Lockyer and Rosenstiel said they became aware of the introduction of the muni swaps index but had not detected an effect on trading or pricing of California bonds.
But they also said the market was so complex, and the conditions affecting municipal bond prices so numerous, that it might be difficult to identify any specific cause for a given price change in California debt issues.
"The existence of the credit default swap market in muni bonds has the potential to hurt muni issuers," Rosenstiel said, "but it also has the potential to help muni issuers, and I don't think we have enough experience to know which is which."
He acknowledged that it was not unusual for a full-service investment firm such as Goldman Sachs to have to navigate among potential conflicts of interest.
"Investment banks bring issuers and investors together," he said. "Securities law has recognized the potential for a conflict of interest in playing both roles."
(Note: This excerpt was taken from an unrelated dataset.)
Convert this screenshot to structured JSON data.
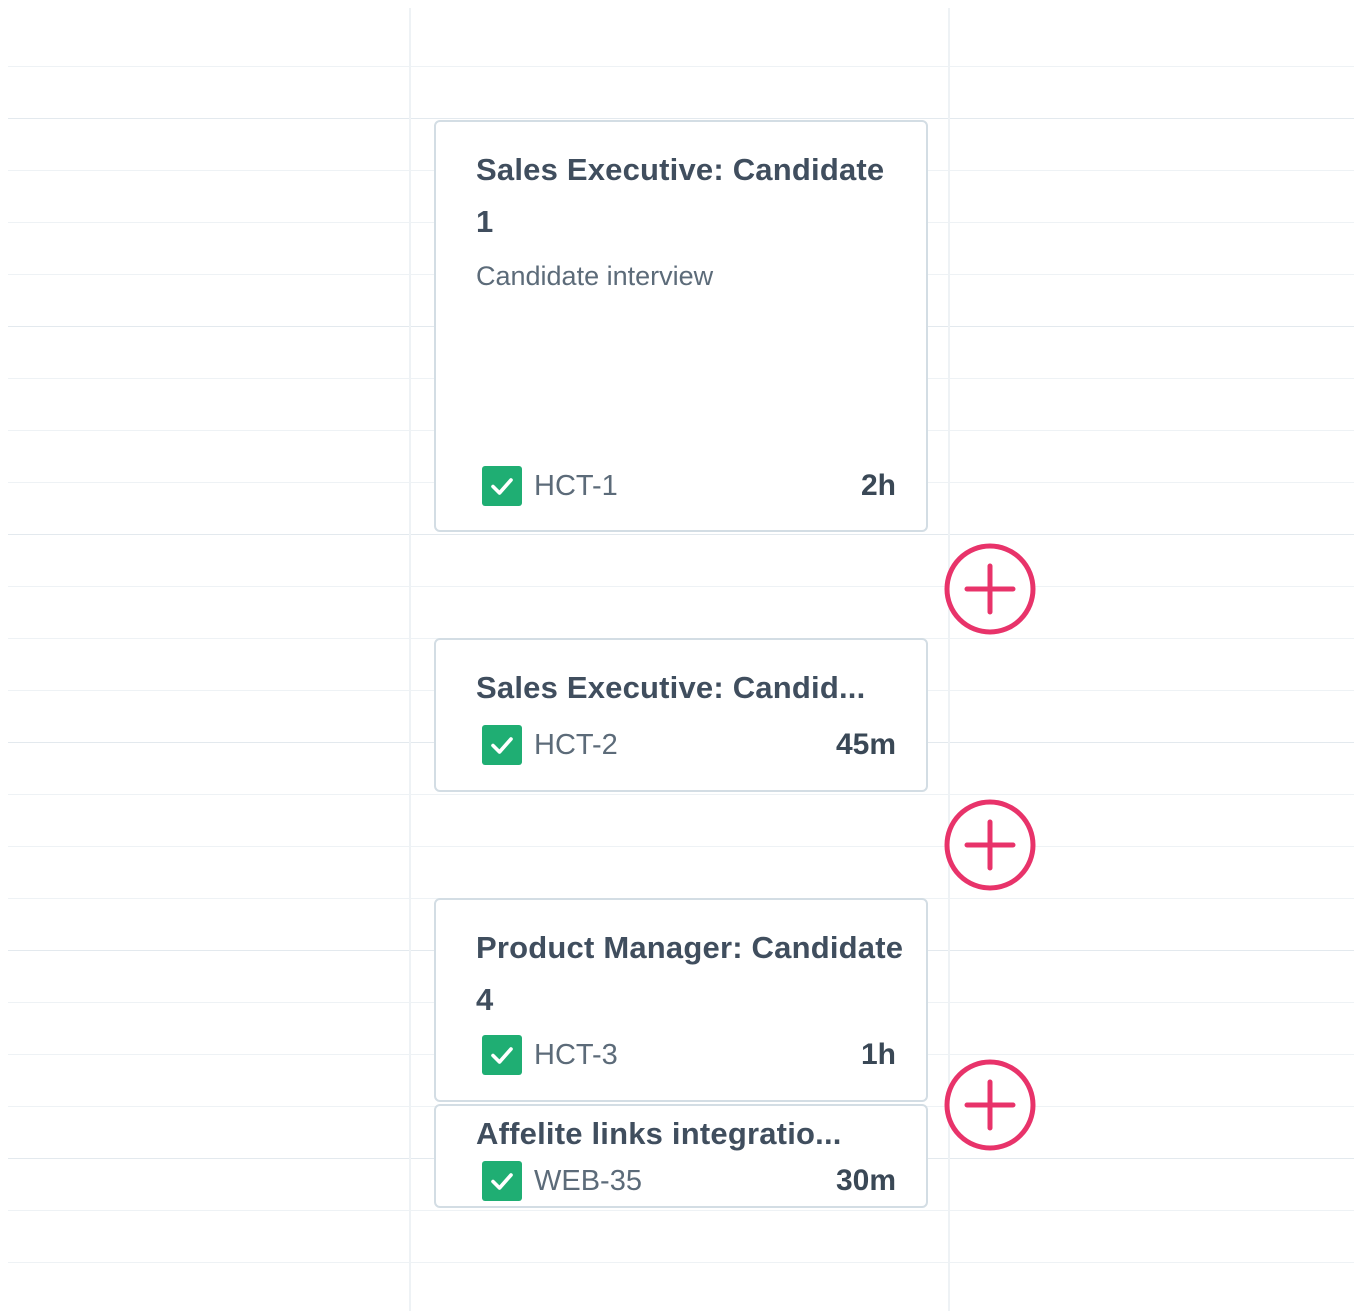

Under the law, the solution is for the parts of the firm dealing with either side to be isolated from each other so that information does not improperly flow between them to benefit one set of clients more than another. There is no evidence that the wall was breached in this case. Assuming such protection was in place, Lockyer said that fear of market manipulation was unfounded.
Still, Heal said he was surprised by Goldman's actions. "Goldman Sachs has a reputation as behaving in a responsible manner . . . and I don't think this is consistent with their traditions," he said.
"States are going to have to cut back on education, social services, a whole range of things because of the lack of credit. This is not just a Wall Street thing. This is going to affect the lives of less affluent people in the states that are affected."
In any case, there are signs that the muni swap index has been a bust. Tom Graff, managing director of Baltimore-based Cavanaugh Capital Management, said that by the end of August the index had failed to attract much business. It was destined "for oblivion," he said, in part because muni defaults were so rare.
Lifsher, a Times staff writer, reported from Sacramento, and staff writer Hiltzik reported from Los Angeles.